Letter to the Editor
Platelet factor 4 (PF4)/heparin and protamine/heparin (PRT/heparin) complexes elicit antigen-specific antibodies in 25–50% of heparin-exposed patients in certain clinical settings (Lee et al 2013; Bauer et al 1997). In recent studies (Khandelwal et al, 2016), we showed that antibody response to protein/heparin complexes may, in part, be derived from their complement-activating properties.
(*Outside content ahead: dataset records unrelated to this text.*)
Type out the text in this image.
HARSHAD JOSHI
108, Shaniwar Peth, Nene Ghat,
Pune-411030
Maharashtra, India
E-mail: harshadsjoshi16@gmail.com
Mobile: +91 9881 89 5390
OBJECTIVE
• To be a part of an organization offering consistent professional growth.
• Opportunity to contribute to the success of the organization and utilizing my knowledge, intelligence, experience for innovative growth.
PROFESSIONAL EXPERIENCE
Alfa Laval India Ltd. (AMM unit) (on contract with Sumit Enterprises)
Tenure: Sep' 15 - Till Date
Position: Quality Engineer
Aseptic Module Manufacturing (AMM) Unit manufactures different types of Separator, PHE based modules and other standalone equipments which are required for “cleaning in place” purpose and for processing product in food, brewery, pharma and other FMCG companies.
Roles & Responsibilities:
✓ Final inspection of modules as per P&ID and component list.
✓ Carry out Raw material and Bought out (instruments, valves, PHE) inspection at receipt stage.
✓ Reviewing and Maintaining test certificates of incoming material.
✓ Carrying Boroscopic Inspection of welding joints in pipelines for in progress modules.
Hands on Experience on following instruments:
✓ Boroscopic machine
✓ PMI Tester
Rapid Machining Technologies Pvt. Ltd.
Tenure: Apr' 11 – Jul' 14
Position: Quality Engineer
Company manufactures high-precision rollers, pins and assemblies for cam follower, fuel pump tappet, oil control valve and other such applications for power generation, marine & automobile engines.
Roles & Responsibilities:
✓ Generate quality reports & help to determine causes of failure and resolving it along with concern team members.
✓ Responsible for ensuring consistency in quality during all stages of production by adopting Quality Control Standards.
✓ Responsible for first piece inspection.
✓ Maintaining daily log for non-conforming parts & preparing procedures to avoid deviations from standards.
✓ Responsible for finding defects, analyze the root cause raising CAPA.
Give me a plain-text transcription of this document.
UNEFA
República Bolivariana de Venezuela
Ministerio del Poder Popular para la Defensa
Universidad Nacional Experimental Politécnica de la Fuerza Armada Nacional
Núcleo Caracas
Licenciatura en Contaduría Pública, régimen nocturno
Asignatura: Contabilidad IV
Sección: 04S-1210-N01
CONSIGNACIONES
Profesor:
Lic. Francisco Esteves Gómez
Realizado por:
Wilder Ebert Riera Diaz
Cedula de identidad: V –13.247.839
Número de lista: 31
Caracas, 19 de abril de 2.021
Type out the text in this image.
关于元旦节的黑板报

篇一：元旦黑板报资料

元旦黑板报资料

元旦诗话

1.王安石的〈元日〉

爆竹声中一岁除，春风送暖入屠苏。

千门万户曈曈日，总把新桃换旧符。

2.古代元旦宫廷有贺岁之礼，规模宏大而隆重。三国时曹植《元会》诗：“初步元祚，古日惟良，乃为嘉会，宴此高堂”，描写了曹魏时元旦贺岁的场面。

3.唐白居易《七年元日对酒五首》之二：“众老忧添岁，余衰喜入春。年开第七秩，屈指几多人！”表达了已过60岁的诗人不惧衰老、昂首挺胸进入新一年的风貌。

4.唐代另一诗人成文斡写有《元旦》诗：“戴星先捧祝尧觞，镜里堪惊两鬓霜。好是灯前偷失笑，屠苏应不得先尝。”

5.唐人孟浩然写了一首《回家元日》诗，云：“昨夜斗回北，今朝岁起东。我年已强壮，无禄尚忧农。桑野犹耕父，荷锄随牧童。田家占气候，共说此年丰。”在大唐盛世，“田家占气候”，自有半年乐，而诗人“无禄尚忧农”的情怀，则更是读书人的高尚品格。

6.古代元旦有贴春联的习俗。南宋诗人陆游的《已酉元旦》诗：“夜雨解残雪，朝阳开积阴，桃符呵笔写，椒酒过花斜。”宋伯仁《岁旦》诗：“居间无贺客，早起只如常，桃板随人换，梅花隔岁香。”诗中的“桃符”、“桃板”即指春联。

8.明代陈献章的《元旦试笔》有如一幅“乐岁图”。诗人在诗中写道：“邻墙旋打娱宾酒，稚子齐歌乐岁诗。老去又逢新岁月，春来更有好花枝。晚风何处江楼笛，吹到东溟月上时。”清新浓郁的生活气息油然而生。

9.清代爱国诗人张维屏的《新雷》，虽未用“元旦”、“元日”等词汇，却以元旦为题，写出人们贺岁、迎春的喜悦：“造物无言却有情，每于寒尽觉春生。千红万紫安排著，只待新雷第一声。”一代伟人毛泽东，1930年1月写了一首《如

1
These studies, performed with flow-based assays, showed that PF4/heparin ultra-large complexes (ULCs) added to blood of healthy donors, or generated in situ in patients receiving heparin, activate complement in a heparin-dependent manner leading to selective binding of antigen to B-cells via complement receptor 2/ CD21. These studies also showed that complement activation by PF4/heparin complexes occurs in plasma and not on the cell-surface.
Flow-based techniques, however, are cumbersome, costly and require technical expertise. To circumvent these limitations, we have developed a robust and simple two-stage functional capture immunoassay for detecting complement activation by PF4/heparin complexes. In this communication, we show that an antigen-C3 capture immunoassay can be used for studying mechanisms of immune activation, examining complement activating effects of variant heparins and investigating the therapeutic potential of complement inhibitors.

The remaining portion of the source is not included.